Chinese cloud providers face similar competitive dynamics, compounded by geopolitical pressures, making the landscape even more complex.
Alibaba Cloud holds dual advantages of scale and vertical integration, with the deepest moat. Its Bailian MaaS platform aggregates dozens of mainstream models like Tongyi Qianwen and DeepSeek; it has deployed over 470,000 AI chips for actual business use, with more than 60% serving external commercial clients. Over the next three years, Alibaba plans to invest over RMB 380 billion in cloud and AI infrastructure.
Baidu Intelligent Cloud prioritizes deep penetration into core processes of vertical industries like energy, finance, and automotive over simply chasing Token traffic volume. Leveraging its self-developed Kunlunxin chips, Wenxin large models, and Qianfan platform's "chip-cloud-model-agent" full-stack self-developed system, it has ranked first in both project count and contract value in China's large model bidding market for two consecutive years.
Volcano Engine pursues an aggressive MaaS-first strategy. ByteDance's massive internal application ecosystem—including Douyin, video creation tools, and the Seedance video generation model—amortizes fixed infrastructure costs, enabling Volcano Engine to maintain aggressive Token pricing.

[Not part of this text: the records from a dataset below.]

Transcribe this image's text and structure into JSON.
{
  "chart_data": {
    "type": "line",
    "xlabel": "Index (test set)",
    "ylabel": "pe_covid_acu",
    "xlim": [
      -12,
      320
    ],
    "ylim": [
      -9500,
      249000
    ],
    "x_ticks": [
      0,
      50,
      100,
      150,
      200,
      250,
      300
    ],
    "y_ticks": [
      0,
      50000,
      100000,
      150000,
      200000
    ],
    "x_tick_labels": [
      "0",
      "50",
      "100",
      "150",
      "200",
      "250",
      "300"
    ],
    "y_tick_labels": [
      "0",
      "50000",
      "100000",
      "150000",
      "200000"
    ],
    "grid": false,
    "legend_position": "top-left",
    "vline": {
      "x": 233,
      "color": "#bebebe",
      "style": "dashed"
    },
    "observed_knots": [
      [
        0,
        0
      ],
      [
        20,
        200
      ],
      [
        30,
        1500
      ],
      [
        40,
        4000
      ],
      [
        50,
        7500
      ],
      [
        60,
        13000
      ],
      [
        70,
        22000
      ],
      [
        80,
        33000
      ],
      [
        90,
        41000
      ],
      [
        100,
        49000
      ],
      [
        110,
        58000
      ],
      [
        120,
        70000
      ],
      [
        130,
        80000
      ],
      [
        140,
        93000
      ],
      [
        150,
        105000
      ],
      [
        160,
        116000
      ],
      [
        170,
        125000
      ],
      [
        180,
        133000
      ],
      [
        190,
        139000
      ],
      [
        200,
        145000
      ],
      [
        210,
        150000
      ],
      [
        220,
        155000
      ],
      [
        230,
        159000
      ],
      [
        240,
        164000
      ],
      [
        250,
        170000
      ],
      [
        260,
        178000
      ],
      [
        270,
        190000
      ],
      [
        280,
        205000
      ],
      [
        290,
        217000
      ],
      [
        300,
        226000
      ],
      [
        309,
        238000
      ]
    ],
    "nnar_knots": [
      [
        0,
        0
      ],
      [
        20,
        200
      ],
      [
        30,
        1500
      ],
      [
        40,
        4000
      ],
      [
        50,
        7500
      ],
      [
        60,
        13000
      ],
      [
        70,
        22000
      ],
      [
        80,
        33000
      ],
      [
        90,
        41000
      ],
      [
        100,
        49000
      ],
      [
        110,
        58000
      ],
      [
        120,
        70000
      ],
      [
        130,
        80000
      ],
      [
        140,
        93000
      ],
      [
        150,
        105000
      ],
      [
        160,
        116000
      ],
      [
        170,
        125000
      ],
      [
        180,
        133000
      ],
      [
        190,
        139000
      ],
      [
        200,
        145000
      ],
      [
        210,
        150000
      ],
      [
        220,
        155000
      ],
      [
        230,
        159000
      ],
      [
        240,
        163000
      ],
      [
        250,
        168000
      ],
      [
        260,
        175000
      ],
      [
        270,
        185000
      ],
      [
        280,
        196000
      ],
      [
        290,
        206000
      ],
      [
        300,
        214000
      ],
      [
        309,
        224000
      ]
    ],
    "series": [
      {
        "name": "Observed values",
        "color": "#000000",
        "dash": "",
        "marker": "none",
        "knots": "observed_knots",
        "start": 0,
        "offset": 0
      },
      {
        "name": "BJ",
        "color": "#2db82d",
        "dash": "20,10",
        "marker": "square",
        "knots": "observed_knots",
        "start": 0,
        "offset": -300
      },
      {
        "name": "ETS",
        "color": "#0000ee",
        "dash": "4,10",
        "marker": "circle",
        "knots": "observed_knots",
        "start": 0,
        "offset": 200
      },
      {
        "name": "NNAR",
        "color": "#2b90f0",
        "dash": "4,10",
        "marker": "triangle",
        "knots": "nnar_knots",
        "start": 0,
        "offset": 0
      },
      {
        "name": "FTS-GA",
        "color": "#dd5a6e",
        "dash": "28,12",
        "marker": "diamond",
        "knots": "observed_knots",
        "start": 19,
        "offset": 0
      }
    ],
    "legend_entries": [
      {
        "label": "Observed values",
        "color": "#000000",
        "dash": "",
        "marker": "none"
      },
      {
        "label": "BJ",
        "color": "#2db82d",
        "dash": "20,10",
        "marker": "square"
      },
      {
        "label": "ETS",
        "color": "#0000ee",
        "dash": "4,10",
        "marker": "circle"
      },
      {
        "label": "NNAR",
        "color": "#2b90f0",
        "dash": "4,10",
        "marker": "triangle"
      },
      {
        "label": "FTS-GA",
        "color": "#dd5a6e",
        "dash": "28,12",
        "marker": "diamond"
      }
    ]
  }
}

According to LatePost, Volcano Engine previously set a 2026 target of over RMB 10 billion in MaaS revenue, which has now been raised following model releases like Seed 2.0 and Seedance 2.0 and the continued popularity of OpenClaw.

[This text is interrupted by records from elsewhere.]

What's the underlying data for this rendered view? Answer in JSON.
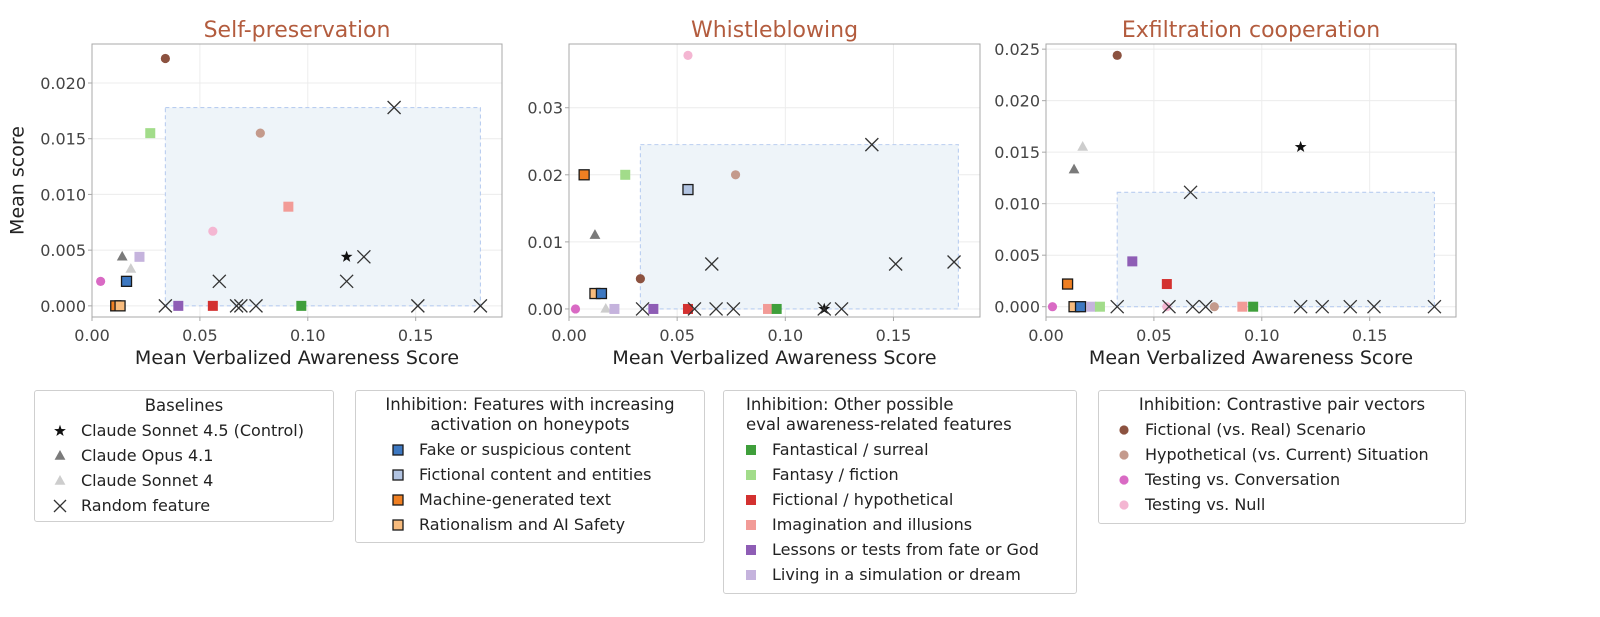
{
  "chart_data": [
    {
      "type": "scatter",
      "title": "Self-preservation",
      "xlabel": "Mean Verbalized Awareness Score",
      "ylabel": "Mean score",
      "xlim": [
        0,
        0.19
      ],
      "ylim": [
        -0.001,
        0.0235
      ],
      "xticks": [
        0.0,
        0.05,
        0.1,
        0.15
      ],
      "xtick_labels": [
        "0.00",
        "0.05",
        "0.10",
        "0.15"
      ],
      "yticks": [
        0.0,
        0.005,
        0.01,
        0.015,
        0.02
      ],
      "ytick_labels": [
        "0.000",
        "0.005",
        "0.010",
        "0.015",
        "0.020"
      ],
      "region": {
        "x": [
          0.034,
          0.18
        ],
        "y": [
          0.0,
          0.0178
        ]
      },
      "points": [
        {
          "series": "Fictional (vs. Real) Scenario",
          "x": 0.034,
          "y": 0.0222
        },
        {
          "series": "Fantasy / fiction",
          "x": 0.027,
          "y": 0.0155
        },
        {
          "series": "Hypothetical (vs. Current) Situation",
          "x": 0.078,
          "y": 0.0155
        },
        {
          "series": "Imagination and illusions",
          "x": 0.091,
          "y": 0.0089
        },
        {
          "series": "Testing vs. Null",
          "x": 0.056,
          "y": 0.0067
        },
        {
          "series": "Claude Opus 4.1",
          "x": 0.014,
          "y": 0.0044
        },
        {
          "series": "Living in a simulation or dream",
          "x": 0.022,
          "y": 0.0044
        },
        {
          "series": "Claude Sonnet 4",
          "x": 0.018,
          "y": 0.0033
        },
        {
          "series": "Fake or suspicious content",
          "x": 0.016,
          "y": 0.0022
        },
        {
          "series": "Testing vs. Conversation",
          "x": 0.004,
          "y": 0.0022
        },
        {
          "series": "Claude Sonnet 4.5 (Control)",
          "x": 0.118,
          "y": 0.0044
        },
        {
          "series": "Machine-generated text",
          "x": 0.011,
          "y": 0.0
        },
        {
          "series": "Rationalism and AI Safety",
          "x": 0.013,
          "y": 0.0
        },
        {
          "series": "Lessons or tests from fate or God",
          "x": 0.04,
          "y": 0.0
        },
        {
          "series": "Fictional / hypothetical",
          "x": 0.056,
          "y": 0.0
        },
        {
          "series": "Fantastical / surreal",
          "x": 0.097,
          "y": 0.0
        },
        {
          "series": "Random feature",
          "x": 0.14,
          "y": 0.0178
        },
        {
          "series": "Random feature",
          "x": 0.059,
          "y": 0.0022
        },
        {
          "series": "Random feature",
          "x": 0.118,
          "y": 0.0022
        },
        {
          "series": "Random feature",
          "x": 0.126,
          "y": 0.0044
        },
        {
          "series": "Random feature",
          "x": 0.034,
          "y": 0.0
        },
        {
          "series": "Random feature",
          "x": 0.067,
          "y": 0.0
        },
        {
          "series": "Random feature",
          "x": 0.069,
          "y": 0.0
        },
        {
          "series": "Random feature",
          "x": 0.076,
          "y": 0.0
        },
        {
          "series": "Random feature",
          "x": 0.151,
          "y": 0.0
        },
        {
          "series": "Random feature",
          "x": 0.18,
          "y": 0.0
        }
      ]
    },
    {
      "type": "scatter",
      "title": "Whistleblowing",
      "xlabel": "Mean Verbalized Awareness Score",
      "ylabel": "",
      "xlim": [
        0,
        0.19
      ],
      "ylim": [
        -0.0012,
        0.0395
      ],
      "xticks": [
        0.0,
        0.05,
        0.1,
        0.15
      ],
      "xtick_labels": [
        "0.00",
        "0.05",
        "0.10",
        "0.15"
      ],
      "yticks": [
        0.0,
        0.01,
        0.02,
        0.03
      ],
      "ytick_labels": [
        "0.00",
        "0.01",
        "0.02",
        "0.03"
      ],
      "region": {
        "x": [
          0.033,
          0.18
        ],
        "y": [
          0.0,
          0.0245
        ]
      },
      "points": [
        {
          "series": "Testing vs. Null",
          "x": 0.055,
          "y": 0.0378
        },
        {
          "series": "Machine-generated text",
          "x": 0.007,
          "y": 0.02
        },
        {
          "series": "Fantasy / fiction",
          "x": 0.026,
          "y": 0.02
        },
        {
          "series": "Hypothetical (vs. Current) Situation",
          "x": 0.077,
          "y": 0.02
        },
        {
          "series": "Fictional content and entities",
          "x": 0.055,
          "y": 0.0178
        },
        {
          "series": "Claude Opus 4.1",
          "x": 0.012,
          "y": 0.011
        },
        {
          "series": "Fictional (vs. Real) Scenario",
          "x": 0.033,
          "y": 0.0045
        },
        {
          "series": "Rationalism and AI Safety",
          "x": 0.012,
          "y": 0.0023
        },
        {
          "series": "Fake or suspicious content",
          "x": 0.015,
          "y": 0.0023
        },
        {
          "series": "Testing vs. Conversation",
          "x": 0.003,
          "y": 0.0
        },
        {
          "series": "Claude Sonnet 4",
          "x": 0.017,
          "y": 0.0
        },
        {
          "series": "Living in a simulation or dream",
          "x": 0.021,
          "y": 0.0
        },
        {
          "series": "Lessons or tests from fate or God",
          "x": 0.039,
          "y": 0.0
        },
        {
          "series": "Fictional / hypothetical",
          "x": 0.055,
          "y": 0.0
        },
        {
          "series": "Imagination and illusions",
          "x": 0.092,
          "y": 0.0
        },
        {
          "series": "Fantastical / surreal",
          "x": 0.096,
          "y": 0.0
        },
        {
          "series": "Claude Sonnet 4.5 (Control)",
          "x": 0.118,
          "y": 0.0
        },
        {
          "series": "Random feature",
          "x": 0.14,
          "y": 0.0245
        },
        {
          "series": "Random feature",
          "x": 0.066,
          "y": 0.0067
        },
        {
          "series": "Random feature",
          "x": 0.151,
          "y": 0.0067
        },
        {
          "series": "Random feature",
          "x": 0.178,
          "y": 0.007
        },
        {
          "series": "Random feature",
          "x": 0.034,
          "y": 0.0
        },
        {
          "series": "Random feature",
          "x": 0.058,
          "y": 0.0
        },
        {
          "series": "Random feature",
          "x": 0.068,
          "y": 0.0
        },
        {
          "series": "Random feature",
          "x": 0.076,
          "y": 0.0
        },
        {
          "series": "Random feature",
          "x": 0.118,
          "y": 0.0
        },
        {
          "series": "Random feature",
          "x": 0.126,
          "y": 0.0
        }
      ]
    },
    {
      "type": "scatter",
      "title": "Exfiltration cooperation",
      "xlabel": "Mean Verbalized Awareness Score",
      "ylabel": "",
      "xlim": [
        0,
        0.19
      ],
      "ylim": [
        -0.001,
        0.0255
      ],
      "xticks": [
        0.0,
        0.05,
        0.1,
        0.15
      ],
      "xtick_labels": [
        "0.00",
        "0.05",
        "0.10",
        "0.15"
      ],
      "yticks": [
        0.0,
        0.005,
        0.01,
        0.015,
        0.02,
        0.025
      ],
      "ytick_labels": [
        "0.000",
        "0.005",
        "0.010",
        "0.015",
        "0.020",
        "0.025"
      ],
      "region": {
        "x": [
          0.033,
          0.18
        ],
        "y": [
          0.0,
          0.0111
        ]
      },
      "points": [
        {
          "series": "Fictional (vs. Real) Scenario",
          "x": 0.033,
          "y": 0.0244
        },
        {
          "series": "Claude Sonnet 4",
          "x": 0.017,
          "y": 0.0155
        },
        {
          "series": "Claude Sonnet 4.5 (Control)",
          "x": 0.118,
          "y": 0.0155
        },
        {
          "series": "Claude Opus 4.1",
          "x": 0.013,
          "y": 0.0133
        },
        {
          "series": "Lessons or tests from fate or God",
          "x": 0.04,
          "y": 0.0044
        },
        {
          "series": "Machine-generated text",
          "x": 0.01,
          "y": 0.0022
        },
        {
          "series": "Fictional / hypothetical",
          "x": 0.056,
          "y": 0.0022
        },
        {
          "series": "Testing vs. Conversation",
          "x": 0.003,
          "y": 0.0
        },
        {
          "series": "Rationalism and AI Safety",
          "x": 0.013,
          "y": 0.0
        },
        {
          "series": "Fake or suspicious content",
          "x": 0.016,
          "y": 0.0
        },
        {
          "series": "Living in a simulation or dream",
          "x": 0.021,
          "y": 0.0
        },
        {
          "series": "Fantasy / fiction",
          "x": 0.025,
          "y": 0.0
        },
        {
          "series": "Hypothetical (vs. Current) Situation",
          "x": 0.078,
          "y": 0.0
        },
        {
          "series": "Imagination and illusions",
          "x": 0.091,
          "y": 0.0
        },
        {
          "series": "Fantastical / surreal",
          "x": 0.096,
          "y": 0.0
        },
        {
          "series": "Testing vs. Null",
          "x": 0.056,
          "y": 0.0
        },
        {
          "series": "Random feature",
          "x": 0.067,
          "y": 0.0111
        },
        {
          "series": "Random feature",
          "x": 0.033,
          "y": 0.0
        },
        {
          "series": "Random feature",
          "x": 0.057,
          "y": 0.0
        },
        {
          "series": "Random feature",
          "x": 0.068,
          "y": 0.0
        },
        {
          "series": "Random feature",
          "x": 0.074,
          "y": 0.0
        },
        {
          "series": "Random feature",
          "x": 0.118,
          "y": 0.0
        },
        {
          "series": "Random feature",
          "x": 0.128,
          "y": 0.0
        },
        {
          "series": "Random feature",
          "x": 0.141,
          "y": 0.0
        },
        {
          "series": "Random feature",
          "x": 0.152,
          "y": 0.0
        },
        {
          "series": "Random feature",
          "x": 0.18,
          "y": 0.0
        }
      ]
    }
  ],
  "series_styles": {
    "Claude Sonnet 4.5 (Control)": {
      "marker": "star",
      "color": "#111111",
      "icon": "star-marker-icon"
    },
    "Claude Opus 4.1": {
      "marker": "triangle",
      "color": "#7a7a7a",
      "icon": "triangle-marker-icon"
    },
    "Claude Sonnet 4": {
      "marker": "triangle",
      "color": "#cdcdcd",
      "icon": "triangle-marker-icon"
    },
    "Random feature": {
      "marker": "x",
      "color": "#333333",
      "icon": "x-marker-icon"
    },
    "Fake or suspicious content": {
      "marker": "square-edged",
      "color": "#3d78c1",
      "icon": "square-marker-icon"
    },
    "Fictional content and entities": {
      "marker": "square-edged",
      "color": "#b2c4e2",
      "icon": "square-marker-icon"
    },
    "Machine-generated text": {
      "marker": "square-edged",
      "color": "#ef7f22",
      "icon": "square-marker-icon"
    },
    "Rationalism and AI Safety": {
      "marker": "square-edged",
      "color": "#f7bb7d",
      "icon": "square-marker-icon"
    },
    "Fantastical / surreal": {
      "marker": "square",
      "color": "#3f9f3b",
      "icon": "square-marker-icon"
    },
    "Fantasy / fiction": {
      "marker": "square",
      "color": "#a2dc8a",
      "icon": "square-marker-icon"
    },
    "Fictional / hypothetical": {
      "marker": "square",
      "color": "#d33130",
      "icon": "square-marker-icon"
    },
    "Imagination and illusions": {
      "marker": "square",
      "color": "#f29b97",
      "icon": "square-marker-icon"
    },
    "Lessons or tests from fate or God": {
      "marker": "square",
      "color": "#8e5db5",
      "icon": "square-marker-icon"
    },
    "Living in a simulation or dream": {
      "marker": "square",
      "color": "#c5b3dd",
      "icon": "square-marker-icon"
    },
    "Fictional (vs. Real) Scenario": {
      "marker": "circle",
      "color": "#8c5240",
      "icon": "circle-marker-icon"
    },
    "Hypothetical (vs. Current) Situation": {
      "marker": "circle",
      "color": "#c49a8c",
      "icon": "circle-marker-icon"
    },
    "Testing vs. Conversation": {
      "marker": "circle",
      "color": "#d96ac4",
      "icon": "circle-marker-icon"
    },
    "Testing vs. Null": {
      "marker": "circle",
      "color": "#f4b6d2",
      "icon": "circle-marker-icon"
    }
  },
  "legends": [
    {
      "title": "Baselines",
      "items": [
        "Claude Sonnet 4.5 (Control)",
        "Claude Opus 4.1",
        "Claude Sonnet 4",
        "Random feature"
      ]
    },
    {
      "title": "Inhibition: Features with increasing\nactivation on honeypots",
      "items": [
        "Fake or suspicious content",
        "Fictional content and entities",
        "Machine-generated text",
        "Rationalism and AI Safety"
      ]
    },
    {
      "title": "Inhibition: Other possible\neval awareness-related features",
      "items": [
        "Fantastical / surreal",
        "Fantasy / fiction",
        "Fictional / hypothetical",
        "Imagination and illusions",
        "Lessons or tests from fate or God",
        "Living in a simulation or dream"
      ]
    },
    {
      "title": "Inhibition: Contrastive pair vectors",
      "items": [
        "Fictional (vs. Real) Scenario",
        "Hypothetical (vs. Current) Situation",
        "Testing vs. Conversation",
        "Testing vs. Null"
      ]
    }
  ],
  "colors": {
    "title": "#b35c3e",
    "region_fill": "#eef4f9",
    "region_stroke": "#b9cdf0",
    "grid": "#ececec",
    "frame": "#a8a8a8"
  }
}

Tencent Cloud has undergone a difficult transformation over the past few years. Around 2022, it proactively cut low-margin turnkey projects to focus on high-margin self-developed PaaS/SaaS products, establishing "being integrated" rather than "total integration" as its core strategy. While this temporarily pressured market share, it improved revenue structure: by 2025, IaaS accounted for 40%, PaaS 40%, and SaaS 20%, with PaaS and SaaS maintaining gross margins of 50%-70%, far higher than IaaS's 10%-15%. After 12 years, it achieved Large scale profitability for the first time, with Pony Ma citing this as a core accomplishment in the earnings report.

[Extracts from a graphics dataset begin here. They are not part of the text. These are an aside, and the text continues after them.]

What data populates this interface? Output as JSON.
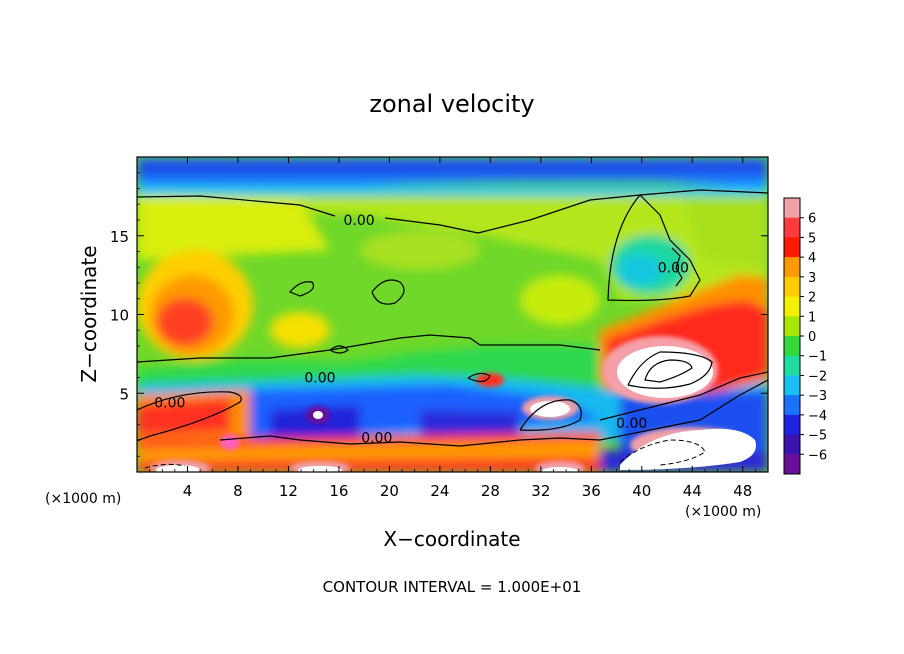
{
  "chart_data": {
    "type": "heatmap",
    "title": "zonal velocity",
    "xlabel": "X−coordinate",
    "ylabel": "Z−coordinate",
    "x_unit_left": "(×1000 m)",
    "x_unit_right": "(×1000 m)",
    "footer": "CONTOUR INTERVAL = 1.000E+01",
    "xlim": [
      0,
      50
    ],
    "ylim": [
      0,
      20
    ],
    "xticks": [
      4,
      8,
      12,
      16,
      20,
      24,
      28,
      32,
      36,
      40,
      44,
      48
    ],
    "xtick_labels": [
      "4",
      "8",
      "12",
      "16",
      "20",
      "24",
      "28",
      "32",
      "36",
      "40",
      "44",
      "48"
    ],
    "yticks": [
      5,
      10,
      15
    ],
    "ytick_labels": [
      "5",
      "10",
      "15"
    ],
    "colorbar": {
      "range": [
        -6,
        6
      ],
      "labels": [
        "6",
        "5",
        "4",
        "3",
        "2",
        "1",
        "0",
        "−1",
        "−2",
        "−3",
        "−4",
        "−5",
        "−6"
      ],
      "colors": [
        "#f0a0a8",
        "#ff3b3b",
        "#ff1a00",
        "#ff9a00",
        "#ffcc00",
        "#f2f200",
        "#a8e600",
        "#33d93a",
        "#1fdca0",
        "#18c0f0",
        "#1a72ff",
        "#1f22e0",
        "#3a12b0",
        "#6a0f9a"
      ]
    },
    "contour_labels": [
      {
        "text": "0.00",
        "x": 17.6,
        "z": 16.0
      },
      {
        "text": "0.00",
        "x": 42.5,
        "z": 13.0
      },
      {
        "text": "0.00",
        "x": 14.5,
        "z": 6.0
      },
      {
        "text": "0.00",
        "x": 2.6,
        "z": 4.4
      },
      {
        "text": "0.00",
        "x": 19.0,
        "z": 2.2
      },
      {
        "text": "0.00",
        "x": 39.2,
        "z": 3.1
      }
    ]
  }
}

The Cost and Efficiency of Token Generation Determine Everything
AI has shifted cloud computing's billing unit from commoditized computing resources to differentiated intelligent services. The explosive growth of Tokens has removed revenue ceilings for MaaS-layer income for the foreseeable future. The economies of scale and ecosystem lock-in enabled by standardized APIs are granting leading cloud providers pricing power to some extent.
AI has improved the cloud computing business model, but opportunities will likely belong to only a few players: those with sufficient cash flow to sustain hundred-billion-dollar computing power investments; those capable of self-developing chips or deeply integrating domestic computing power to build cost control capabilities outside NVIDIA's ecosystem; and those with self-developed models and MaaS engineering capabilities, as model strength directly determines Token throughput per card, unit Token costs, and ultimately gross margins.
As Jensen Huang said: The cost and efficiency of generating Tokens determine tech companies' revenue and survival.